If the reports are accurate, returning the State Department to true, statutorily-defined foreign policy will be that much harder for the Trump team, which already has its work cut out for it in reversing the damage done by eight years of the department's misguided priorities. And just because Berry switches posts doesn't mean he'll switch tactics. After all, this is a man who argued that the best way to effect change is to target other countries' constitutions -- meddling in a process where America has no business. "From [the beginning], one of my primary goals was... to engage with our detractors and to shine a spotlight on this key set of issues." Obviously, President Obama is doing his best to protect that spotlight by shuffling Berry away from a job that could be eliminated under a conservative administration. This way, Berry could still influence policy, but from a position that doesn't require executive approval.
Unfortunately, this is just another example of how the LGBT agenda has distracted and undermined the agency's statutorily-defined goal of promoting religious liberty. While the Obama administration has never minded interfering in other country's moral traditions, it refuses to intervene when lives of Christians are at stake -- or the basic human rights to life and religious freedom. Until the department is headed up by a strong leader who is determined to face the hostile forces within, Obama's liberal ideology that has created global instability will remain. Let's hope and pray that the Trump team recognizes the threat and moves forward with a solid assistant secretary over the Bureau who won't tolerate Berry bullying other countries on the Left's sexual extremism.
Don't let FRC's false spin fool you. It's less about Berry and more about the organization's attempt to render the lgbt community invisible. Berry was appointed in keeping with the Obama Administration's belief that "lgbt rights are human rights." He focused on stopping persecution of lgbts around that world. Sometimes this persecution entails being placed in prison simply for being an lgbt and other times, it takes deadlier forms.
From the Human Rights Campaign, a lgbt organization:
As Special Envoy, Berry is tasked with leading the State Department's efforts to protect the human rights of LGBTI people around the world and he has brought a tremendous amount of energy to the position. He has traveled to over 40 countries during the past year and has held hundreds of meetings with international organizations, national government leaders, local governments, law enforcement, civil society, media, business and the general public. His message is simple: LGBT people deserve the same dignity and respect that all people do. While every country may have their own particular views on LGBT issues, there is simply no excuse for violence or persecution of people based on who they are or whom they love.

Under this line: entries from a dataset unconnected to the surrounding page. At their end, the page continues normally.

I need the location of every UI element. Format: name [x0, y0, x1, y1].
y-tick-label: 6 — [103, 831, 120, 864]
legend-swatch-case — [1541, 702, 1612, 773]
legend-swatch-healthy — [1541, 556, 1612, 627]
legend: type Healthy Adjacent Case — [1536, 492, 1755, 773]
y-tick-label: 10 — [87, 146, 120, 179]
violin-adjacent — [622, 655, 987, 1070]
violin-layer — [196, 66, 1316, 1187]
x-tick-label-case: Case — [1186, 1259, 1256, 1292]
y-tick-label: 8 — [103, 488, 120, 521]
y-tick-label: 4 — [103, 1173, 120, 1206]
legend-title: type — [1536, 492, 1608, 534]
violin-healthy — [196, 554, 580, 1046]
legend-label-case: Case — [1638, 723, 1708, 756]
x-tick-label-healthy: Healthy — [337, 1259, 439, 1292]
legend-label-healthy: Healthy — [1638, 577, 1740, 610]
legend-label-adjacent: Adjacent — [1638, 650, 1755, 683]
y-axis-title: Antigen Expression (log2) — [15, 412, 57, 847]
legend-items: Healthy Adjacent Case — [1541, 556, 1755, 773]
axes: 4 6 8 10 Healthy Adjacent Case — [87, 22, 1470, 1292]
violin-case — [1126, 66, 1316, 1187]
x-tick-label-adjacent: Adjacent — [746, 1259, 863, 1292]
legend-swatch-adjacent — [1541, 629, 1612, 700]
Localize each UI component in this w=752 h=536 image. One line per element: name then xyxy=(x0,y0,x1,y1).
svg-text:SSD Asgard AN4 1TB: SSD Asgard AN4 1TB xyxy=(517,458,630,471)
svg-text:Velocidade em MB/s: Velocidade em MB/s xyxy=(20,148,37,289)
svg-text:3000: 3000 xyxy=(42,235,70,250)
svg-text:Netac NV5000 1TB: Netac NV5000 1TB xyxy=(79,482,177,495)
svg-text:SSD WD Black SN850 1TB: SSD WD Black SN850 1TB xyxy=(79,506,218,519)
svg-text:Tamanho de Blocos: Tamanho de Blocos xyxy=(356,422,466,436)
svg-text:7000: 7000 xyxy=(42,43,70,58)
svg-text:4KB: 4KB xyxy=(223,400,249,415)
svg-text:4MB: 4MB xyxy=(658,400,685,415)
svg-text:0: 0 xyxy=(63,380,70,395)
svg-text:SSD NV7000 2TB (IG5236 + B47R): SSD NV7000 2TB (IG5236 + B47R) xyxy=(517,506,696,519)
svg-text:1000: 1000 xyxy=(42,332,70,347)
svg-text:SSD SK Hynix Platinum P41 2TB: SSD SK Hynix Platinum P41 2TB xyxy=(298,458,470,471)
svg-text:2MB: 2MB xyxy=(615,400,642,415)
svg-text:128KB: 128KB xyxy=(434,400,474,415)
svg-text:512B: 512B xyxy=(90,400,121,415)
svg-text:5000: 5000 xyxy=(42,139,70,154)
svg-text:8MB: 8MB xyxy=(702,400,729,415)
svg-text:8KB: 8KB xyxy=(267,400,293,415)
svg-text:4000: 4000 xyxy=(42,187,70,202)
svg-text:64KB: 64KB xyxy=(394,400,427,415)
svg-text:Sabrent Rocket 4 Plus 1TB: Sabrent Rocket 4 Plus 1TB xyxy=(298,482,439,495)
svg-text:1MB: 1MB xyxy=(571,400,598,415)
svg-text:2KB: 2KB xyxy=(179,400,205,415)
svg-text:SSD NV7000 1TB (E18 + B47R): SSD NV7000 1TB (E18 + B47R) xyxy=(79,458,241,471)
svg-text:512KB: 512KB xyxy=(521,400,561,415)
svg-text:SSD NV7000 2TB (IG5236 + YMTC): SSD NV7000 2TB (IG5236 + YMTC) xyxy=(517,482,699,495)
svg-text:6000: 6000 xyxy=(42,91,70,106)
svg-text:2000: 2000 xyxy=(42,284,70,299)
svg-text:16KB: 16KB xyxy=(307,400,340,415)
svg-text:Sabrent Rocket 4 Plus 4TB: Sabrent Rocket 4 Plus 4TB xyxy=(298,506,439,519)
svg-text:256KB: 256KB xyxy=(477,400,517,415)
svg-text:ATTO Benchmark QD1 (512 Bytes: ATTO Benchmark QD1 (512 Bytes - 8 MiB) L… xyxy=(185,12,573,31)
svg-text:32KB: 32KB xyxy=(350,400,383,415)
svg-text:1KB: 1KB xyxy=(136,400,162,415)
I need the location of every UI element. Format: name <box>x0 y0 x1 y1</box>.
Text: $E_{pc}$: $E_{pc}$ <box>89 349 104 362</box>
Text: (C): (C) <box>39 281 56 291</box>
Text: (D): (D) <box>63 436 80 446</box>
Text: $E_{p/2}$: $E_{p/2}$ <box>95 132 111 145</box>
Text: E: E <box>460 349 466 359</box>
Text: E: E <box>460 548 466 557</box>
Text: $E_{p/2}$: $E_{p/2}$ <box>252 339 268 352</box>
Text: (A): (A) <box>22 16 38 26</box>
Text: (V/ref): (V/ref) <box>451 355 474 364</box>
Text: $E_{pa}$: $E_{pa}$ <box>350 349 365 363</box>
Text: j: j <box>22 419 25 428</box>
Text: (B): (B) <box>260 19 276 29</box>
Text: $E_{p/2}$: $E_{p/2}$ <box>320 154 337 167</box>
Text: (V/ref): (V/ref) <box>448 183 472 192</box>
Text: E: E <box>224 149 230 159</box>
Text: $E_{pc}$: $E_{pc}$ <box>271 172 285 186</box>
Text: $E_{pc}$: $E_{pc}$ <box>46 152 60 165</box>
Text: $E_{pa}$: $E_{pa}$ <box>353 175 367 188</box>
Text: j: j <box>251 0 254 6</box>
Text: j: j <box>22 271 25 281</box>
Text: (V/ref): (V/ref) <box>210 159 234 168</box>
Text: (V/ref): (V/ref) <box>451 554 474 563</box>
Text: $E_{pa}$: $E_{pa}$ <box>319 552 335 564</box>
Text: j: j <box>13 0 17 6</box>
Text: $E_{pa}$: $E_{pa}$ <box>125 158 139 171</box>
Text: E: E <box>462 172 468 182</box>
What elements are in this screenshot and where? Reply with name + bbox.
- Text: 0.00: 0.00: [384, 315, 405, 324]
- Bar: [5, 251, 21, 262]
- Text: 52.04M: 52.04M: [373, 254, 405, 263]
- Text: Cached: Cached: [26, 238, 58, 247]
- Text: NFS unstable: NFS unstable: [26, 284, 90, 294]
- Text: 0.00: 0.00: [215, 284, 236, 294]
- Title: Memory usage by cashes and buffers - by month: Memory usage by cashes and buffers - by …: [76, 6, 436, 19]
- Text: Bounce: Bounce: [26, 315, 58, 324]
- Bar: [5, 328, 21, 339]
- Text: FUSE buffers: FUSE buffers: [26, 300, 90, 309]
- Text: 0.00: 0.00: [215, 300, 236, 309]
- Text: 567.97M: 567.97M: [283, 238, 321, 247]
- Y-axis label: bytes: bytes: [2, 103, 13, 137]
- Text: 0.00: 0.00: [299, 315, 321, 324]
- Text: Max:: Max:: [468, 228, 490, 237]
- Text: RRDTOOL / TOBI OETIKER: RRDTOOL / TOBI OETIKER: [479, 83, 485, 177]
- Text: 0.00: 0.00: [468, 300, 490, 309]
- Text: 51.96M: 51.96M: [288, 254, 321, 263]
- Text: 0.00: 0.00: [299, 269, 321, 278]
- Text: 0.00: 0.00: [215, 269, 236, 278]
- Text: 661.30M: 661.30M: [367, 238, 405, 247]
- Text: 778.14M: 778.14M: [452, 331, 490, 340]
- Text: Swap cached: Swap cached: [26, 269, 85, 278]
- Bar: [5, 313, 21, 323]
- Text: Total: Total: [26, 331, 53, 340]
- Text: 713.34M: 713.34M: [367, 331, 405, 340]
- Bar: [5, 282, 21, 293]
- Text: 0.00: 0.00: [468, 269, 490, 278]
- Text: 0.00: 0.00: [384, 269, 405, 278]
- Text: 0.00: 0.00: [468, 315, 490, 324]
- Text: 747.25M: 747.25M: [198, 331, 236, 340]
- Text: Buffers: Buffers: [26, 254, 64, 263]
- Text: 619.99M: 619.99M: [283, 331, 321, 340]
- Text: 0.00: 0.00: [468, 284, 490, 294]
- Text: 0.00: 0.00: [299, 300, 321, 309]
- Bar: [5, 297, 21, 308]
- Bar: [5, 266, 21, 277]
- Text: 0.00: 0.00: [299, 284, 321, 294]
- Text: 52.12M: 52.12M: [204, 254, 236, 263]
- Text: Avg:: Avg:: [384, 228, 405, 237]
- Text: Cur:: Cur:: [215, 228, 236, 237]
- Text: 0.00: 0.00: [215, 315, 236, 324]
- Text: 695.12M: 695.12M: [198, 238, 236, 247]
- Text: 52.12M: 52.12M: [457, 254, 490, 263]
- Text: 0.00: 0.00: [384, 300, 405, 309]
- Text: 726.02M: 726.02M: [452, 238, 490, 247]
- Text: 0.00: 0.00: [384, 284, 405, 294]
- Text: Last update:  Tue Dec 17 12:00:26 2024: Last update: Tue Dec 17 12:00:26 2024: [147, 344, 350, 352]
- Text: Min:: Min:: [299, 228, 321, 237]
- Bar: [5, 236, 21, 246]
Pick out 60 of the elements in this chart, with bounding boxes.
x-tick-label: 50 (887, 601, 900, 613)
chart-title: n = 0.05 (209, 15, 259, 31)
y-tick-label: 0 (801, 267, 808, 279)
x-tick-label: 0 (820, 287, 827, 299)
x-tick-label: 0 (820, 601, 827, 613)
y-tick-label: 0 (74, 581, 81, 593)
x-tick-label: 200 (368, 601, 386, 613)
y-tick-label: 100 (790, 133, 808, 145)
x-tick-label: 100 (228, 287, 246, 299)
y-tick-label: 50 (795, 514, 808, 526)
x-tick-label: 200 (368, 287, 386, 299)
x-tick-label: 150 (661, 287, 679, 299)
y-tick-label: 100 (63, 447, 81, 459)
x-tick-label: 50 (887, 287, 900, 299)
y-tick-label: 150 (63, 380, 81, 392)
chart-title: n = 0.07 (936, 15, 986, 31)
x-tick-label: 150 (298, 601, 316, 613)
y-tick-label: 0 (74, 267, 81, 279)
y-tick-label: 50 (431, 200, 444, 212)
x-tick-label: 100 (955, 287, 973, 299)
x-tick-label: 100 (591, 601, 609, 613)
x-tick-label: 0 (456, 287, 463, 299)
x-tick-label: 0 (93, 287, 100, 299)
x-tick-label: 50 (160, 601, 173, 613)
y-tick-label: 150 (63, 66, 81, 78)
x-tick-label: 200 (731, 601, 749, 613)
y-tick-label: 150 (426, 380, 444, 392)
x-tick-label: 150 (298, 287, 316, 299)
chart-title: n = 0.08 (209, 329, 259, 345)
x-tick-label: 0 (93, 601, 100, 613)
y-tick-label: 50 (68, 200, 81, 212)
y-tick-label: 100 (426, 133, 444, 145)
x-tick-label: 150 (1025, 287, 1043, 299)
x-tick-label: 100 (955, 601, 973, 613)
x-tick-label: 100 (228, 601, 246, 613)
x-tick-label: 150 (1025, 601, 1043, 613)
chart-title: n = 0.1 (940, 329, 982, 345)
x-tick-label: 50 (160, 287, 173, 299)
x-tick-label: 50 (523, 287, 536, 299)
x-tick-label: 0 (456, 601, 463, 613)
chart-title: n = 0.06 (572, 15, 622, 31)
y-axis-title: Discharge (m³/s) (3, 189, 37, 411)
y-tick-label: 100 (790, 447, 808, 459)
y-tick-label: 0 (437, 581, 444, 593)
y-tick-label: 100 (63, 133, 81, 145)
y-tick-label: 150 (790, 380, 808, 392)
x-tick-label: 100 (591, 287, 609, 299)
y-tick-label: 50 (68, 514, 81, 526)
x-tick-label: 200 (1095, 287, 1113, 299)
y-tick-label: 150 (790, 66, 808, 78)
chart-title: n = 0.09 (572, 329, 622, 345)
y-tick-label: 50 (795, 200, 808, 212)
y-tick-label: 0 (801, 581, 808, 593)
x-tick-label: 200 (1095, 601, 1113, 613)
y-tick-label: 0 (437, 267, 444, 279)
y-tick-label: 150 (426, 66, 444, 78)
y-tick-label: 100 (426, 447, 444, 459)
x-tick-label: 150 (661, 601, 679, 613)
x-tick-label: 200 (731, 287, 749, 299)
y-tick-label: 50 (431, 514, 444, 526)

Instead of false statements, the Family Research Council should say why it has a problem with reducing the persecution of lgbts around the world. Why does FRC have a problem with speaking against "corrective rape," a practice in which lgbts are raped under the false assumption that it will turn them heterosexual. It happens in places as diverse as South Africa and India.
Why does FRC have a problem with speaking out against putting people in jail for simply being an lgbt, which happens in Iran, Nigeria, Yemen, and other foreign countries.
And finally, what's wrong with treating lgbts with dignity and respect in general? What's so radical about that?